"El retrato del pintor" de Carlos Mora Mesa

01.03.2021

La historia que me dispongo a narrar, puede parecer increíble, pero sucedió tal y como os la voy a contar, y cierto es, que aquí, junto a las llamas de la lumbre, dé cierto pavor escucharla. Hace tiempo que me preguntáis por la casa que hay detrás de la parroquia del Señor San Sebastián, aquí en la aldea de Los Palacios de Guadalmez, y porqué esa casa tiene puertas y ventanas tapiadas con adobes. Por miedo, esa es la respuesta. Y es que en esa casa vivió hace años una viuda, la tía Catalina, como era conocida entre sus vecinos. Catalina tenía un hijo, que desde muy joven demostró una gran sensibilidad artística, y nuestro señor, don Luis, marqués de Comares, se empeñó en que el joven Diego aprendiera el arte de la pintura con los grandes maestros de la Corte. Allí le envió pagándolo de su propio peculio, y allí, el hijo de Catalina descubrió la magia de los colores, la volatilidad de las formas y el embrujo de las miradas, impregnando de barroquismo cada una de sus pinceladas. Pronto se hizo un nombre entre el gremio de pintores, y casas nobiliarias e iglesias se disputaban sus servicios.

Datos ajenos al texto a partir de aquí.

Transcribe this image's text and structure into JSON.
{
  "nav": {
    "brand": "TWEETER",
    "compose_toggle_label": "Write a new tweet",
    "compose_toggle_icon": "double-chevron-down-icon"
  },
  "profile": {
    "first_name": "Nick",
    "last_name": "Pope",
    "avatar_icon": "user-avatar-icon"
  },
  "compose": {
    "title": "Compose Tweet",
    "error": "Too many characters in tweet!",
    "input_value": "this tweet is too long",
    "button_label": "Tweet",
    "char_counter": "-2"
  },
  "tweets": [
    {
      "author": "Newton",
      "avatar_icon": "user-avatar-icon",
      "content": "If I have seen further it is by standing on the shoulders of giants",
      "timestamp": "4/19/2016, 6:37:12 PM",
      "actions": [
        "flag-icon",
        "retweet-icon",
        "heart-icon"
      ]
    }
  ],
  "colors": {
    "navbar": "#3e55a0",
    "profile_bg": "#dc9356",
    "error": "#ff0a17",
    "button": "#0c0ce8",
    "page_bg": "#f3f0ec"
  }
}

Pero una ventosa tarde otoñal, un viajero llegó hasta la aldea y preguntó por la tía Catalina. Era un amigo de Diego en Madrid, y se dirigía a Sevilla, en busca de las ofertas de trabajo que en la Villa y Corte no le ofrecían. Traía una dolorosa noticia para Catalina, su hijo Diego había fallecido el pasado verano, y ya moribundo, le había rogado a su amigo que se acercara hasta Guadalmez, para comunicárselo a su madre y le llevara un cuadro que acababa de terminar. Era su autorretrato, una obra de gran realismo, donde el mismo Diego parecía haber plasmado su alma.

Pronto comenzó a rumorearse en la aldea que la tía Catalina hablaba con el retrato de su hijo, y había quien afirmaba que incluso se oía una voz masculina en esas conversaciones. Y lo más curioso es que Catalina, que desde la noticia del fallecimiento de Diego, no salía de casa, comenzó a visitar a vecinos, a quienes al día siguiente había que dar cristiana sepultura, en el pequeño cementerio que había al norte de la iglesia parroquial. Ella decía que venía a despedirse, y no daba más explicaciones, y lo cierto es que de aquella persona de la que se despedía, pronto se veía obligado el sacristán a tocar las campanas a muerto por su eterno.

Los años pasaban, y cada vez que Catalina salía de casa a visitar a alguien, medio pueblo iba de entierro al día siguiente, por lo que no tardó mucho en encontrarse Carlos Mora Mesa 2 con puertas atrancadas, ventanas con los postigos echados y gente que cambiaba el rumbo para no cruzarse con ella. A ella le daba igual, su misión era avisar, y ella avisaba, ya fuera tocando en la puerta o susurrando un adiós junto a la ventana.

Para el cura, don Miguel, aquello sólo podía ser obra del diablo y artes de hechicería, y convenció a Juana, la mujer del sacristán, para que se acercara un día a casa de Catalina a ver que era lo que se cocía allí dentro. La pobre Juana salió blanca de la casa, y contó a todo el que quiso escucharla, que el retrato de Diego hablaba, y que se había dirigido a ella para anunciarle que no llegaría viva al día de Navidad, y estaban a 22 de diciembre. Dos días más tarde, don Miguel ofició una misa de funeral por el alma de Juana, entre los sollozos del inconsolable sacristán. Ya estaba resuelto el misterio.

También le llegó el turno, unos años más tarde, a la propia Catalina, y la tarde anterior a su deceso, se acercó a la casa de sus vecinos para pedir que al día siguiente, cuando el sol comenzara a ponerse, entraran en su casa para amortajarla, porque, por fin, su hijo Diego, le había contado que volverían a reunirse. A su muerte, nadie quiso saber nada más del retrato de Diego, y por ello se tapiaron puertas y ventanas.